From the RSS file, it can be seen that URL is stored “href” attribute of ‘link’ the element which has attribute type as text/html. Below I show the snippet of ‘link’ element and title from the XML.


 ... 
  
    YouTube Symphony Orchestra @ Carnegie Hall - Act One
    ...
    
   ...
  
 ...

OK, so we need to get the following:

  1. The node value of ‘title’ element which has attribute type=’text’ and which is inside entry and entry is inside feed.
  2. The attribute value of ‘href’ which is of link element inside entry, and which is inside feed.

Below is the full code of how to read YouTube’s RSS

// initialize and the file into load DomDocument
$youTubeDom = new DomDocument();
$youTubeDom->load('http://gdata.youtube.com/feeds/api/standardfeeds/recently_featured');

// intialize an DomXPath object
$xPath 		= new DomXPath($youTubeDom);

// register the namespace on YouTube (its declared on feed element)
$xPath->registerNamespace('yte', 'http://www.w3.org/2005/Atom');

// now run the 2 queries, add the suffix of that namespace because feed, entry etc. belong to that namespace
$linkNodes 	= $xPath->query("/yte:feed/yte:entry/yte:link[@type='text/html']");
$titleNodes     = $xPath->query("/yte:feed/yte:entry/yte:title[@type='text']");


$recentList	= array();
for($i=0;$i<$titleNodes->length;$i++) {
	$recentList[$i] = array(
		'title' => $titleNodes->item($i)->nodeValue ,
		'url'	=> $linkNodes->item($i)->getAttribute('href')
	);
	
}

And Thats it.

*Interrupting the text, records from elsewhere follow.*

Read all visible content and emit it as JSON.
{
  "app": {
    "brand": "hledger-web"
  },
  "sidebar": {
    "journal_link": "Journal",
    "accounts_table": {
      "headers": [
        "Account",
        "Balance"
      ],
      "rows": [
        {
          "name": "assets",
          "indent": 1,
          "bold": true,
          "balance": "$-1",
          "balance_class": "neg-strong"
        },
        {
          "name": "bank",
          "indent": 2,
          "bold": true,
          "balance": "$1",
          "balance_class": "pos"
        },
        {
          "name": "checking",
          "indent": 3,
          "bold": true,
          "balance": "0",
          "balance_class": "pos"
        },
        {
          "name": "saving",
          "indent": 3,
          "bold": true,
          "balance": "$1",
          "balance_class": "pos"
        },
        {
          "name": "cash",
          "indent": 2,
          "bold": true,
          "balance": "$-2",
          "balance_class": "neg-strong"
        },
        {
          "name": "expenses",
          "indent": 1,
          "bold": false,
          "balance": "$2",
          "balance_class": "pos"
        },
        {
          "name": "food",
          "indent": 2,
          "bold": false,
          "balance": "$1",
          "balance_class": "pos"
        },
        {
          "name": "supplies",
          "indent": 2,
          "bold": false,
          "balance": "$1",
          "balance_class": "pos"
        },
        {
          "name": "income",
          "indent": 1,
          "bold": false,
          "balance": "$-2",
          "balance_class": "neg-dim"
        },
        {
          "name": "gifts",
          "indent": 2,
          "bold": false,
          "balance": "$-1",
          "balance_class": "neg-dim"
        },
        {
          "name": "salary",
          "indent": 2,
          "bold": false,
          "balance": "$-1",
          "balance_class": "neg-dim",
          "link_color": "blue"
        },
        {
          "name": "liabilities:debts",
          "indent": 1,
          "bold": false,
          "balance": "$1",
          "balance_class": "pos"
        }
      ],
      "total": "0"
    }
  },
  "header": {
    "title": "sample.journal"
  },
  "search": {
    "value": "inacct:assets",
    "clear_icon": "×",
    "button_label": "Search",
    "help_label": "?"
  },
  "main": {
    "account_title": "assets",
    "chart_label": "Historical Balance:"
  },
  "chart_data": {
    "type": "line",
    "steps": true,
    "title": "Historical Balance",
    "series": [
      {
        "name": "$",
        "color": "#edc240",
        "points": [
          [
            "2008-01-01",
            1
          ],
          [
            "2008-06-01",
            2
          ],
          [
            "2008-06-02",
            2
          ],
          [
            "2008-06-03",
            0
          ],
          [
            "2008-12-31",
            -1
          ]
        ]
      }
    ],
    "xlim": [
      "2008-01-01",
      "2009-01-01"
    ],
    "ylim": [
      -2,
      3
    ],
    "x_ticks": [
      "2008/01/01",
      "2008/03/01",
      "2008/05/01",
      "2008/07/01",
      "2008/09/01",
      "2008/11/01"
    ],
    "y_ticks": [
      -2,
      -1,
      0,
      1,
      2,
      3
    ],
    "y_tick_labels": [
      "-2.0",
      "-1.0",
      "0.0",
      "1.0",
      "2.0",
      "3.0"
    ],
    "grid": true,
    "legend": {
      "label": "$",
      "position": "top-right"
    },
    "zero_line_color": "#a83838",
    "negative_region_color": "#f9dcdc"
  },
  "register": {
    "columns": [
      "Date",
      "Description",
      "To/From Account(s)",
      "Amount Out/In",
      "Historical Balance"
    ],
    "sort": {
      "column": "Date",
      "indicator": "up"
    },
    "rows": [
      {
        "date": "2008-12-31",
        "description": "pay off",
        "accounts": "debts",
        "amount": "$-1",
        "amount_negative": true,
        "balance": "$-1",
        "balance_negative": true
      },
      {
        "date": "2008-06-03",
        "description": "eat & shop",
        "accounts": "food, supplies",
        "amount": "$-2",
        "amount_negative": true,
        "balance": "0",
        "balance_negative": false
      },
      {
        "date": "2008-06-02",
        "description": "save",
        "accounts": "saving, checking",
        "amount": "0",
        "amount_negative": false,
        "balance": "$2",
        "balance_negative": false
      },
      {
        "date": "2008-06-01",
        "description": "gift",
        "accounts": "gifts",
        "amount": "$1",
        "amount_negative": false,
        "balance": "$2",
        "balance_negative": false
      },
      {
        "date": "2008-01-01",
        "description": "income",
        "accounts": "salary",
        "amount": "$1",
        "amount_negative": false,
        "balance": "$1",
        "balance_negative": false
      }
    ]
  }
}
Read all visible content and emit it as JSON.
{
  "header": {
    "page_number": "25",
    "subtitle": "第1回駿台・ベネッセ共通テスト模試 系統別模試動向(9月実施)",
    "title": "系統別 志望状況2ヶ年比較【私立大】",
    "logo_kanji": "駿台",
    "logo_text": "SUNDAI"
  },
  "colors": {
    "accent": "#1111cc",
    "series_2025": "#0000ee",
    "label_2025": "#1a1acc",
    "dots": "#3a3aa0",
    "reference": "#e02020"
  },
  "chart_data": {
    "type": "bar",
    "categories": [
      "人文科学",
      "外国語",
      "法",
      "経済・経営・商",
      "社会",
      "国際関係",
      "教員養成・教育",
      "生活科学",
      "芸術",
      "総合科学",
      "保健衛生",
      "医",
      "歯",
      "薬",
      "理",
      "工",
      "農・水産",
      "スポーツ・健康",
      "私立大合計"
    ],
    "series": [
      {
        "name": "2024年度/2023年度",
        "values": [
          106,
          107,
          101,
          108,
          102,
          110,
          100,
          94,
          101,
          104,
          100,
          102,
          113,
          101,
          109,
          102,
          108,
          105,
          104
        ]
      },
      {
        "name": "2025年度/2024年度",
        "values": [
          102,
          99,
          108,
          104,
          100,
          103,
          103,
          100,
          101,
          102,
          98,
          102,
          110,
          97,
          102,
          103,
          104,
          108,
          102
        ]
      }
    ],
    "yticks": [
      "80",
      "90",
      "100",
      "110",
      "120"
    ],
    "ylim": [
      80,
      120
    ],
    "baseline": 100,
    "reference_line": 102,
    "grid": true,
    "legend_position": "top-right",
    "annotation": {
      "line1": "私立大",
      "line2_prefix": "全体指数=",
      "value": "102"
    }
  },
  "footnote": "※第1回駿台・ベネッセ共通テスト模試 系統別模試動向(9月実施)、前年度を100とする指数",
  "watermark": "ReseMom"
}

Here’s a var_dump of the $recentList


array(25) {
  [0]=>
  array(2) {
    ["title"]=>
    string(52) "YouTube Symphony Orchestra @ Carnegie Hall - Act One"
    ["url"]=>
    string(42) "http://www.youtube.com/watch?v=ueJcRmfweSM"
  }
  [1]=>
  array(2) {
    ["title"]=>
    string(38) ""The Internet Symphony" Global Mash Up"
    ["url"]=>
    string(42) "http://www.youtube.com/watch?v=oC4FAyg64OI"
  }
  [2]=>
  array(2) {
    ["title"]=>
    string(49) "Harmony: The Road to Carnegie Hall Teaser Trailer"
    ["url"]=>
    string(42) "http://m.youtube.com/details?v=oC4FAyg64OI"
  }
  [3]=>
  array(2) {
    ["title"]=>
    string(44) "The YouTube Symphony Orchestra Summit Begins"
    ["url"]=>
    string(42) "http://www.youtube.com/watch?v=wBZviTce94Q"
  }
  [4]=>
  array(2) {
    ["title"]=>
    string(47) "4/13@A.M. YouTubeSymphonyOrchestra Vlog by Eiko"
    ["url"]=>
    string(42) "http://m.youtube.com/details?v=wBZviTce94Q"
  }
  [5]=>
  array(2) {
    ["title"]=>
    string(50) ""Internet Symphony, Eroica" Rehearsal with Tan Dun"
    ["url"]=>
    string(42) "http://www.youtube.com/watch?v=lwVtmH9k-SI"
  }
  // ...... shortened .... 
  
}

I hope this explains how XPath simplifies reading XML files.